Writing in leading Norwegian financial daily Dagens Næringsliv, Tapad founder Are Traasdahl shares his 10 best tips for how to secure funding for your startup idea:
#1 Prep like you’ve never prepped before
You need to know more about your startup and your idea than anybody else. No one should be able to pin you down. Obtain as much information about the investor you are about to meet as you possibly can. Read interviews and try to find out what triggers their investment interest and what companies they have invested in. Be truthful and build trust.
#2 Follow up after the meeting
In Tapad, we followed a simple principle: We did not hire anybody who didn’t send a follow-up mail within 24 hours after being interviewed. The same rule goes for meetings with investors. You need to find a way to continue following up in a way that adds value for the recipient. It’s key to establish trust with the investor and that is earned over time.
#3 Don’t ask for money
When meeting investors, the best way to distinguish yourself from 90% of the other entrepreneurs is not to ask for money. Rather, see it as an opportunity to build a relationship with the investor over time. Build more trust by outlining the three most important milestones for your company in the next six months (in terms of team, customers, technology and so on) and ensure you provide updates when you reach these targets. Of course this requires planning so you don’t need to seek funding at the point you’re starting to run out. When you need funding, make contact with the top five that have helped you the most and followed you over time.

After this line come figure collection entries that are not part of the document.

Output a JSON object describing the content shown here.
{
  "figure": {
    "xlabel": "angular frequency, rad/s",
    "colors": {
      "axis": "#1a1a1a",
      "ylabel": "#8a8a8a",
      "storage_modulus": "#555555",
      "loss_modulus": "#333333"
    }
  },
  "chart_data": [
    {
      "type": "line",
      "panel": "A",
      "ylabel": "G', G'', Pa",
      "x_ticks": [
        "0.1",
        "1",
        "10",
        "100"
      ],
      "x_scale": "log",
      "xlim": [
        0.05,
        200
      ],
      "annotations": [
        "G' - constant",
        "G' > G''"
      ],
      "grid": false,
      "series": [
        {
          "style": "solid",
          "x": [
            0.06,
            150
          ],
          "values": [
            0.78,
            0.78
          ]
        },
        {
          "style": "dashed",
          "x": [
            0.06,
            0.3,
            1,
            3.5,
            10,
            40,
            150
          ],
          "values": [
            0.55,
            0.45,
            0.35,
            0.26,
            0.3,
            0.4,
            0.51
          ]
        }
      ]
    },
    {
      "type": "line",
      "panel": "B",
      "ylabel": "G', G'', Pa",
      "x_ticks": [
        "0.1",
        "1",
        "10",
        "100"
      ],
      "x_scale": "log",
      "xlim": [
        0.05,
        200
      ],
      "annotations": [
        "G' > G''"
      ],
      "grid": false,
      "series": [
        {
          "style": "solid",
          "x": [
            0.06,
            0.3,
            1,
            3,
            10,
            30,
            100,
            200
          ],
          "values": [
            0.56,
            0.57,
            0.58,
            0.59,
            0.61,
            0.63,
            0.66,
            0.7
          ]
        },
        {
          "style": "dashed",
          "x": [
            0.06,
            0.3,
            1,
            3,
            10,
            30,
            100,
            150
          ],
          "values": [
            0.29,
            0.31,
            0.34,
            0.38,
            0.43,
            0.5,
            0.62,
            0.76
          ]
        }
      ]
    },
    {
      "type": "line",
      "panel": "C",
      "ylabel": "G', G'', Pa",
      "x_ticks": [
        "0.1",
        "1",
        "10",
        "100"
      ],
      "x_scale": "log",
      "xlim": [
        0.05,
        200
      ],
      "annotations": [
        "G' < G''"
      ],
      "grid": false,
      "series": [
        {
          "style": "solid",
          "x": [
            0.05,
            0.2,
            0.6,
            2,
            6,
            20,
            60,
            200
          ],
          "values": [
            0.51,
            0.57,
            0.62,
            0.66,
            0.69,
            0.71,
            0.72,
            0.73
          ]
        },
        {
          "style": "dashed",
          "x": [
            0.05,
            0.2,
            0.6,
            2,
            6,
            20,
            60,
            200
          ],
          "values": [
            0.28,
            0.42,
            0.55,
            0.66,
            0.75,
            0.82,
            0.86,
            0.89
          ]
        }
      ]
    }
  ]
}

#4 Invite your investor to help
The best investor meetings are the ones where you spend 15-20 minutes presenting your startup and then work with your investor to find out how you can build a fantastic company together. Investors want to contribute. They want to share their experience. Be sure to make good use of this. Investors want to contribute with their own experiences. Be sure to make good use of this.
For example, present the biggest challenges facing your startup and ask “how would you solve this?” I did this with David Rosenblatt. He is a legend in my former industry (sold Doubleclick to Google for over USD 3 bln). I always came to him with a question and two alternative answers, and asked him which he would have chosen. It created a completely different dynamic. It led to an investment from him and in return I got one of the top minds in the world to help me with a strategic choice, for free.
#5 Show that you’re data-driven
A company that has and uses tools to analyse their own business is likely to make decisions based on data, even if these go against the original hypotheses. Show your investor that your team makes decisions based on data, and give an account of the hypotheses you have rejected and what kind of evaluations you have made. This builds trust and shows that you will be able to handle challenges in the future and that you are open to pivoting with regards to product and business model if necessary.
#6 Your personal story
This one is a bit difficult. What is it that drives you? What kinds of experiences have shaped you? Don’t be afraid of becoming a bit personal. A few years back, I invested in a company in New York called Mparticle. The entrepreneur had already sold a company to Yahoo for a lot of money and could easily retire. The only question I asked him was why he wanted to start a new company. He said he felt Yahoo had treated him badly after the deal was closed and now he wanted to “show them” what they were missing out on. His company has now become number one in its market. Yahoo has not.
#7 Visualise your product
Investors are assessing a vast number of ideas each year. Despite their high analytical capacity, there is no way that they can understand all industries and technologies. I strongly recommend demonstrating and visualising the technology with a prototype. Don’t be afraid of simplifying something that is complex and show it in an easy way.
#8 Customer success = your success
Not even the smartest investors can argue against great customer feedback. One tip is to build a simple feedback form where your customers rank your product from one to five stars after each session. Do not scale the company until you have a rating of 4.7.
Take the scores back to your team and to your potential investor. I would much rather have ten customers who are true fans and who love the product, than thousands of customers who are so so about it.
#9 Scalable, protectable and profitable
Biggest in a new, small market – or small in a large, established market? I prefer the first. Show that you have 80 per cent market share in a disruptive small market with lots of potential (think Microsoft with a dominating market share in operating systems in 1978 when only a few computers were sold). Show also that the technology development means that your market becomes large and that you are “pulling up the ladder behind you” to maintain your share when the market explodes.
Everyone says they have a good team so show it by letting your team present to the investors. There are plenty of egocentric entrepreneurs who fail to build a good team. Push the other team members forward. Let them run presentations so the investor realises that you’re a leader and not a solo player who enjoy the sound of your own voice.